Matthias Gründler (born 16 September 1965, in Stuttgart) is a German businessman. He served as the chief executive officer of Traton SE from June 2020 until October 2021. Previously he was the chief financial officer of the company since May 2018.

== Career ==
Gründler graduated from high school in Stuttgart-Fellbach in 1986. He then completed a three-year apprenticeship as an industrial clerk at Daimler Benz AG, where he joined the production and sales planning department in 1989. In 1993, he took on his first management position in supply chain management at DaimlerChrysler.

After holding various positions for Daimler in Africa and Asia, in 2008 he became Chief Financial Officer of Mitsubishi Fuso Trucks & Bus Corp. based in Japan, a subsidiary of the Daimler Group.
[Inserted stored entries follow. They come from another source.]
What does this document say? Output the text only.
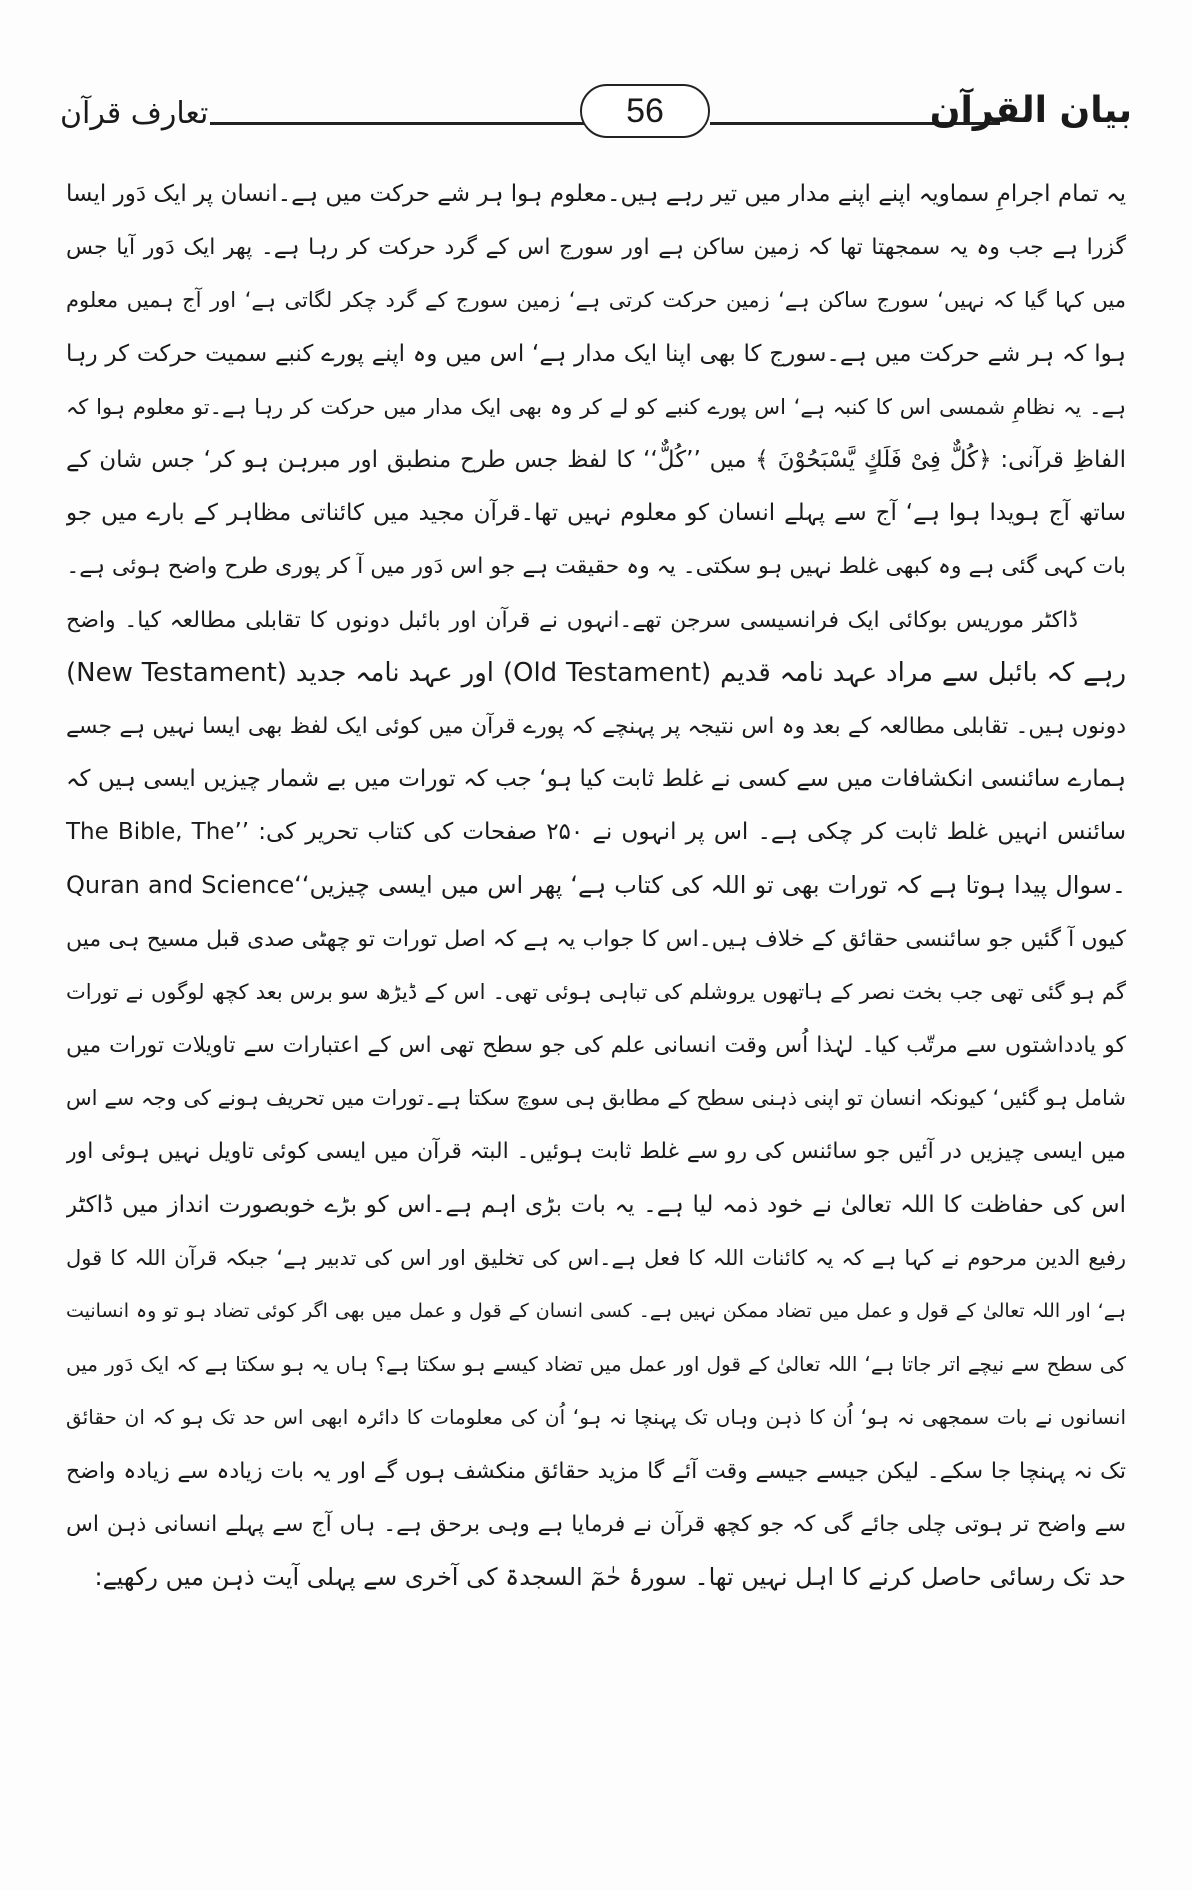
تعارف قرآن	56	بیان القرآن

یہ تمام اجرامِ سماویہ اپنے اپنے مدار میں تیر رہے ہیں۔معلوم ہوا ہر شے حرکت میں ہے۔انسان پر ایک دَور ایسا
گزرا ہے جب وہ یہ سمجھتا تھا کہ زمین ساکن ہے اور سورج اس کے گرد حرکت کر رہا ہے۔ پھر ایک دَور آیا جس
میں کہا گیا کہ نہیں‘ سورج ساکن ہے‘ زمین حرکت کرتی ہے‘ زمین سورج کے گرد چکر لگاتی ہے‘ اور آج ہمیں معلوم
ہوا کہ ہر شے حرکت میں ہے۔سورج کا بھی اپنا ایک مدار ہے‘ اس میں وہ اپنے پورے کنبے سمیت حرکت کر رہا
ہے۔ یہ نظامِ شمسی اس کا کنبہ ہے‘ اس پورے کنبے کو لے کر وہ بھی ایک مدار میں حرکت کر رہا ہے۔تو معلوم ہوا کہ
الفاظِ قرآنی: ﴿كُلٌّ فِیْ فَلَكٍ یَّسْبَحُوْنَ ﴾ میں ’’كُلٌّ‘‘ کا لفظ جس طرح منطبق اور مبرہن ہو کر‘ جس شان کے
ساتھ آج ہویدا ہوا ہے‘ آج سے پہلے انسان کو معلوم نہیں تھا۔قرآن مجید میں کائناتی مظاہر کے بارے میں جو
بات کہی گئی ہے وہ کبھی غلط نہیں ہو سکتی۔ یہ وہ حقیقت ہے جو اس دَور میں آ کر پوری طرح واضح ہوئی ہے۔

ڈاکٹر موریس بوکائی ایک فرانسیسی سرجن تھے۔انہوں نے قرآن اور بائبل دونوں کا تقابلی مطالعہ کیا۔ واضح
رہے کہ بائبل سے مراد عہد نامہ قدیم (Old Testament) اور عہد نامہ جدید (New Testament)
دونوں ہیں۔ تقابلی مطالعہ کے بعد وہ اس نتیجہ پر پہنچے کہ پورے قرآن میں کوئی ایک لفظ بھی ایسا نہیں ہے جسے
ہمارے سائنسی انکشافات میں سے کسی نے غلط ثابت کیا ہو‘ جب کہ تورات میں بے شمار چیزیں ایسی ہیں کہ
سائنس انہیں غلط ثابت کر چکی ہے۔ اس پر انہوں نے ۲۵۰ صفحات کی کتاب تحریر کی: ’’The Bible, The
Quran and Science‘‘۔سوال پیدا ہوتا ہے کہ تورات بھی تو اللہ کی کتاب ہے‘ پھر اس میں ایسی چیزیں
کیوں آ گئیں جو سائنسی حقائق کے خلاف ہیں۔اس کا جواب یہ ہے کہ اصل تورات تو چھٹی صدی قبل مسیح ہی میں
گم ہو گئی تھی جب بخت نصر کے ہاتھوں یروشلم کی تباہی ہوئی تھی۔ اس کے ڈیڑھ سو برس بعد کچھ لوگوں نے تورات
کو یادداشتوں سے مرتّب کیا۔ لہٰذا اُس وقت انسانی علم کی جو سطح تھی اس کے اعتبارات سے تاویلات تورات میں
شامل ہو گئیں‘ کیونکہ انسان تو اپنی ذہنی سطح کے مطابق ہی سوچ سکتا ہے۔تورات میں تحریف ہونے کی وجہ سے اس
میں ایسی چیزیں در آئیں جو سائنس کی رو سے غلط ثابت ہوئیں۔ البتہ قرآن میں ایسی کوئی تاویل نہیں ہوئی اور
اس کی حفاظت کا اللہ تعالیٰ نے خود ذمہ لیا ہے۔ یہ بات بڑی اہم ہے۔اس کو بڑے خوبصورت انداز میں ڈاکٹر
رفیع الدین مرحوم نے کہا ہے کہ یہ کائنات اللہ کا فعل ہے۔اس کی تخلیق اور اس کی تدبیر ہے‘ جبکہ قرآن اللہ کا قول
ہے‘ اور اللہ تعالیٰ کے قول و عمل میں تضاد ممکن نہیں ہے۔ کسی انسان کے قول و عمل میں بھی اگر کوئی تضاد ہو تو وہ انسانیت
کی سطح سے نیچے اتر جاتا ہے‘ اللہ تعالیٰ کے قول اور عمل میں تضاد کیسے ہو سکتا ہے؟ ہاں یہ ہو سکتا ہے کہ ایک دَور میں
انسانوں نے بات سمجھی نہ ہو‘ اُن کا ذہن وہاں تک پہنچا نہ ہو‘ اُن کی معلومات کا دائرہ ابھی اس حد تک ہو کہ ان حقائق
تک نہ پہنچا جا سکے۔ لیکن جیسے جیسے وقت آئے گا مزید حقائق منکشف ہوں گے اور یہ بات زیادہ سے زیادہ واضح
سے واضح تر ہوتی چلی جائے گی کہ جو کچھ قرآن نے فرمایا ہے وہی برحق ہے۔ ہاں آج سے پہلے انسانی ذہن اس
حد تک رسائی حاصل کرنے کا اہل نہیں تھا۔ سورۂ حٰمٓ السجدۃ کی آخری سے پہلی آیت ذہن میں رکھیے:
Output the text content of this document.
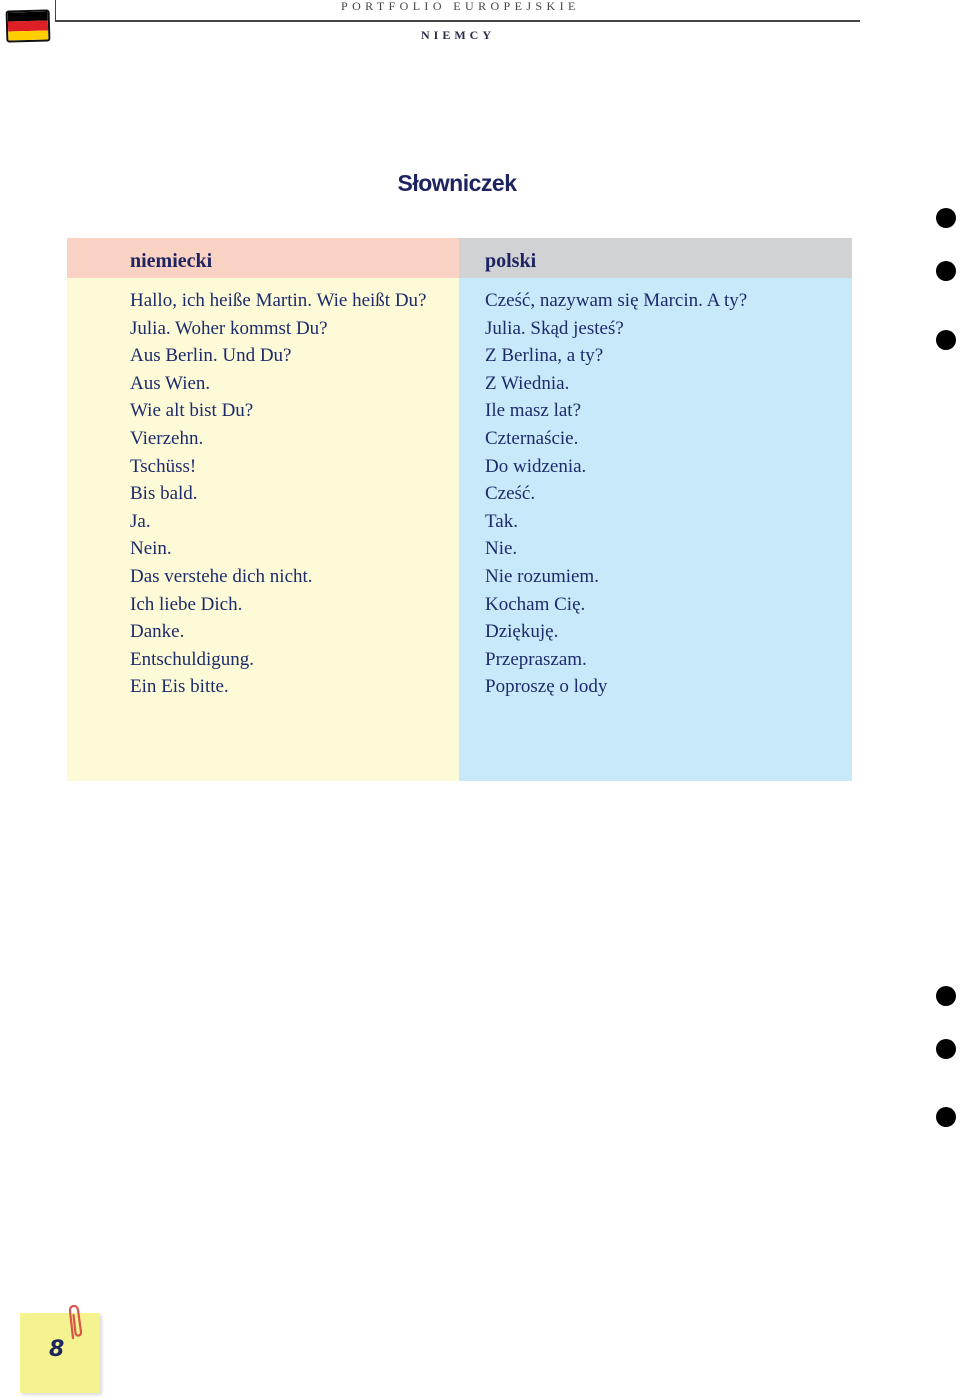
PORTFOLIO EUROPEJSKIE
NIEMCY
Słowniczek
niemiecki	polski
Hallo, ich heiße Martin. Wie heißt Du?
Julia. Woher kommst Du?
Aus Berlin. Und Du?
Aus Wien.
Wie alt bist Du?
Vierzehn.
Tschüss!
Bis bald.
Ja.
Nein.
Das verstehe dich nicht.
Ich liebe Dich.
Danke.
Entschuldigung.
Ein Eis bitte.
Cześć, nazywam się Marcin. A ty?
Julia. Skąd jesteś?
Z Berlina, a ty?
Z Wiednia.
Ile masz lat?
Czternaście.
Do widzenia.
Cześć.
Tak.
Nie.
Nie rozumiem.
Kocham Cię.
Dziękuję.
Przepraszam.
Poproszę o lody
8
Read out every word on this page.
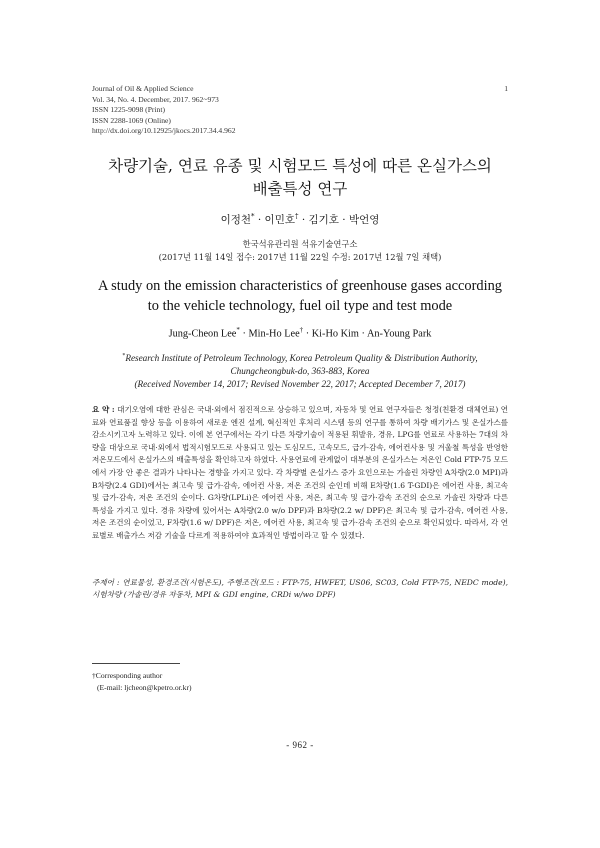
Journal of Oil & Applied Science
Vol. 34, No. 4. December, 2017. 962~973
ISSN 1225-9098 (Print)
ISSN 2288-1069 (Online)
http://dx.doi.org/10.12925/jkocs.2017.34.4.962
1
차량기술, 연료 유종 및 시험모드 특성에 따른 온실가스의
배출특성 연구
이정천* · 이민호† · 김기호 · 박언영
한국석유관리원 석유기술연구소
(2017년 11월 14일 접수: 2017년 11월 22일 수정: 2017년 12월 7일 채택)
A study on the emission characteristics of greenhouse gases according
to the vehicle technology, fuel oil type and test mode
Jung-Cheon Lee* · Min-Ho Lee† · Ki-Ho Kim · An-Young Park
*Research Institute of Petroleum Technology, Korea Petroleum Quality & Distribution Authority,
Chungcheongbuk-do, 363-883, Korea
(Received November 14, 2017; Revised November 22, 2017; Accepted December 7, 2017)
요 약 : 대기오염에 대한 관심은 국내·외에서 점진적으로 상승하고 있으며, 자동차 및 연료 연구자들은 청정(친환경 대체연료) 연료와 연료품질 향상 등을 이용하여 새로운 엔진 설계, 혁신적인 후처리 시스템 등의 연구를 통하여 차량 배기가스 및 온실가스를 감소시키고자 노력하고 있다. 이에 본 연구에서는 각기 다른 차량기술이 적용된 휘발유, 경유, LPG를 연료로 사용하는 7대의 차량을 대상으로 국내·외에서 법적시험모드로 사용되고 있는 도심모드, 고속모드, 급가·감속, 에어컨사용 및 겨울철 특성을 반영한 저온모드에서 온실가스의 배출특성을 확인하고자 하였다. 사용연료에 관계없이 대부분의 온실가스는 저온인 Cold FTP-75 모드에서 가장 안 좋은 결과가 나타나는 경향을 가지고 있다. 각 차량별 온실가스 증가 요인으로는 가솔린 차량인 A차량(2.0 MPI)과 B차량(2.4 GDI)에서는 최고속 및 급가·감속, 에어컨 사용, 저온 조건의 순인데 비해 E차량(1.6 T-GDI)은 에어컨 사용, 최고속 및 급가·감속, 저온 조건의 순이다. G차량(LPLi)은 에어컨 사용, 저온, 최고속 및 급가·감속 조건의 순으로 가솔린 차량과 다른 특성을 가지고 있다. 경유 차량에 있어서는 A차량(2.0 w/o DPF)과 B차량(2.2 w/ DPF)은 최고속 및 급가·감속, 에어컨 사용, 저온 조건의 순이었고, F차량(1.6 w/ DPF)은 저온, 에어컨 사용, 최고속 및 급가·감속 조건의 순으로 확인되었다. 따라서, 각 연료별로 배출가스 저감 기술을 다르게 적용하여야 효과적인 방법이라고 할 수 있겠다.
주제어 : 연료물성, 환경조건(시험온도), 주행조건(모드 : FTP-75, HWFET, US06, SC03, Cold FTP-75, NEDC mode), 시험차량 (가솔린/경유 자동차, MPI & GDI engine, CRDi w/wo DPF)
†Corresponding author
(E-mail: ljcheon@kpetro.or.kr)
- 962 -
From 2011 he was head of procurement and business development Powertrain at Daimler Trucks & Buses. In 2012 he took over the position of CFO.

In 2015 Gründler joined Volkswagen and became CFO of Volkswagen's Truck & Bus division (today Traton). He left the company "at his own request" in May 2018. On July 16, 2020, Gründler took over as CEO of Traton SE. Gründler left the company before the end of his contract on September 30, 2021, and was succeeded by Scania AB CEO, Christian Levin.